La douzième conférence mondiale des planteurs de betteraves et de canne qui s’est tenue les 9 et 10 mai à Versailles a mis en évidence un constat qui va à l’encontre d’une idée reçue : les Français ne sont pas les seuls à se méfier de la mondialisation des marchés. La mondialisation, que certains Français voient comme une opportunité, fait aussi frémir à l’extérieur, y compris dans un secteur internationalisé comme celui du sucre et de l’éthanol.

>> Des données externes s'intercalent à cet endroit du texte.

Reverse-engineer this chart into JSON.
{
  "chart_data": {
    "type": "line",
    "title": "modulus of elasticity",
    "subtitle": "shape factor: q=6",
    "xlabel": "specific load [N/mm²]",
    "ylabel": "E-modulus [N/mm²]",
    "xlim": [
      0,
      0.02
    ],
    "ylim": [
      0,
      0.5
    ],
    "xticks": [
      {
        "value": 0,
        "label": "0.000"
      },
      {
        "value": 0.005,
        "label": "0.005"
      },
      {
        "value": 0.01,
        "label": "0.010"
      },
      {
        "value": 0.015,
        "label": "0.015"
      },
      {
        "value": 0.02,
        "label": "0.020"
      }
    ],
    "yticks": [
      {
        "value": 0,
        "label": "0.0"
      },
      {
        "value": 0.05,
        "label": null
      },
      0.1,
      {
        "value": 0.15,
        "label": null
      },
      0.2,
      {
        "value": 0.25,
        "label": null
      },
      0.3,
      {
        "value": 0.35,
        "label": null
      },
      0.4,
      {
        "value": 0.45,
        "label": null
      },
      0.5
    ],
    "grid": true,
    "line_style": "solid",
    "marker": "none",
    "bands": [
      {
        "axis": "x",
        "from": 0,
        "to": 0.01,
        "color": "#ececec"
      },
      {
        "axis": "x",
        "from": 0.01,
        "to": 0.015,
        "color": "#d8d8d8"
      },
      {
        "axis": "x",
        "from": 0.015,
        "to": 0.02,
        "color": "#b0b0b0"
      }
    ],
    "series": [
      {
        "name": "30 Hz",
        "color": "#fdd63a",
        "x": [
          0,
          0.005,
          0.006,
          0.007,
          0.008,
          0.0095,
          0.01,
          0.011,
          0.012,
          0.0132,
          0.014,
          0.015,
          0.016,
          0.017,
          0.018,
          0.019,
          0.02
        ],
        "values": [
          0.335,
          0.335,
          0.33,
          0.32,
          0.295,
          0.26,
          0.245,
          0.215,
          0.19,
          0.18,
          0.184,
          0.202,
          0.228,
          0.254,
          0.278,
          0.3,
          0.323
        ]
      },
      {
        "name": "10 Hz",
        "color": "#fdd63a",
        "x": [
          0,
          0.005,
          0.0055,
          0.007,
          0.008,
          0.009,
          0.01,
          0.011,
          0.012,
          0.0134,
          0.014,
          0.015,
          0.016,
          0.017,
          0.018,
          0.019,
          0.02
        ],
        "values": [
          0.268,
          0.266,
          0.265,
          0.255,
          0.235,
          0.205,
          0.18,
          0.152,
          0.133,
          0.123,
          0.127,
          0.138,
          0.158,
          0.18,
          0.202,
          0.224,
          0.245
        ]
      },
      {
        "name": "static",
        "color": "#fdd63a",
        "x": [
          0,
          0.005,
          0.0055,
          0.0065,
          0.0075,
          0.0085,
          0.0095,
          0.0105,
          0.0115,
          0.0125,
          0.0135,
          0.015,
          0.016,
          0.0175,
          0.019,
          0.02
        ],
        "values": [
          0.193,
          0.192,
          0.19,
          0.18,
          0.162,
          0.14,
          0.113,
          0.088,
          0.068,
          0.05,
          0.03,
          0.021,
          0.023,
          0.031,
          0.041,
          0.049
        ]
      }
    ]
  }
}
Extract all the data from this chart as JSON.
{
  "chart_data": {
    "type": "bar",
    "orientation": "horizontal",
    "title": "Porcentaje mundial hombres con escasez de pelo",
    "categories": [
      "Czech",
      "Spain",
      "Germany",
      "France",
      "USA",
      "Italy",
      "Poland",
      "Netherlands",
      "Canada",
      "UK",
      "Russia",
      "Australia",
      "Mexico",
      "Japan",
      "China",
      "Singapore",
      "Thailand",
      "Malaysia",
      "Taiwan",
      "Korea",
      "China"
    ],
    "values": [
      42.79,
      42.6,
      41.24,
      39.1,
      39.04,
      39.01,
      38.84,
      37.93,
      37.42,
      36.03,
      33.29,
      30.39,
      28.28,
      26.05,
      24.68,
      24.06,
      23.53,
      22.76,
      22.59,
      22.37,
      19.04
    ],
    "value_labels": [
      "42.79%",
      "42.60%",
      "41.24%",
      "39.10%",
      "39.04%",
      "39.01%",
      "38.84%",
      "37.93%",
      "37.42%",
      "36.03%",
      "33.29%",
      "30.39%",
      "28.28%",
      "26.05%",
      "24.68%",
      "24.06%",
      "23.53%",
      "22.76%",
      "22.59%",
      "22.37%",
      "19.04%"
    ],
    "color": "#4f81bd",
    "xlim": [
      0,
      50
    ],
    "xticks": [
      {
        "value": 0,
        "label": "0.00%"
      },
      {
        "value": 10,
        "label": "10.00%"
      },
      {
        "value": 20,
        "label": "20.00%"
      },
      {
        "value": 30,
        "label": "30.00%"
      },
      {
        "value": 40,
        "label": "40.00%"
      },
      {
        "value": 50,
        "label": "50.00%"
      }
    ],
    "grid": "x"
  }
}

Les congressistes de plusieurs pays ont laissé transparaître que les performances qui sont demandées aux entreprises du secteur relèvent du défi sportif, et que parfois les concurrents à la course perdent souffle. « Nous cherchons à réduire nos coûts de production encore, encore et encore », s’est exclamé Ismaël Perina, planteur de canne brésilien et ingénieur agronome, à Jaboticabal (à 342 km de São Paulo) décrivant ses efforts de diversification dans les légumineuses pour fertiliser son sol en azote.
Autre signe révélant un certain essoufflement : « Nous vivons dans un monde dur ! », n’a pas pu s’empêcher de s’écrier Franck van Noord, directeur de la R & D chez Suiker Unie, sucrier néerlandais qui produit environ 6 Mt de sucre par an. Franck van Noord s’est exprimé ainsi à l’adresse de Bernard Clément, directeur des opérations chez Total Énergies Nouvelles, qui demandait un prix bas difficile à tenir pour les vendeurs (10 cents la livre de sucre, alors que le marché est actuellement à 16-17 cents), s’ils veulent ouvrir un nouveau débouché pour le sucre dans la transformation en hydrocarbure de haute qualité.
Enfin la perspective de démantèlement des quotas ne suscite pas qu’optimisme : « On peut se retrouver dans une situation comparable à la crise du lait en Europe », a estimé le secrétaire général de l’Association des planteurs du nord de l’Allemagne, Heinrich-Hubertus Helmke, parlant en son nom propre. « Cela peut arriver si les opérateurs offrent trop de sucre sur le marché ». Si les prix à l’export sont bas, cela exercera « une pression sur le revenu des planteurs de betteraves, et certains pourront être éjectés du marché ». « Les entreprises doivent veiller à ne pas trop produire », a-t-il conclu.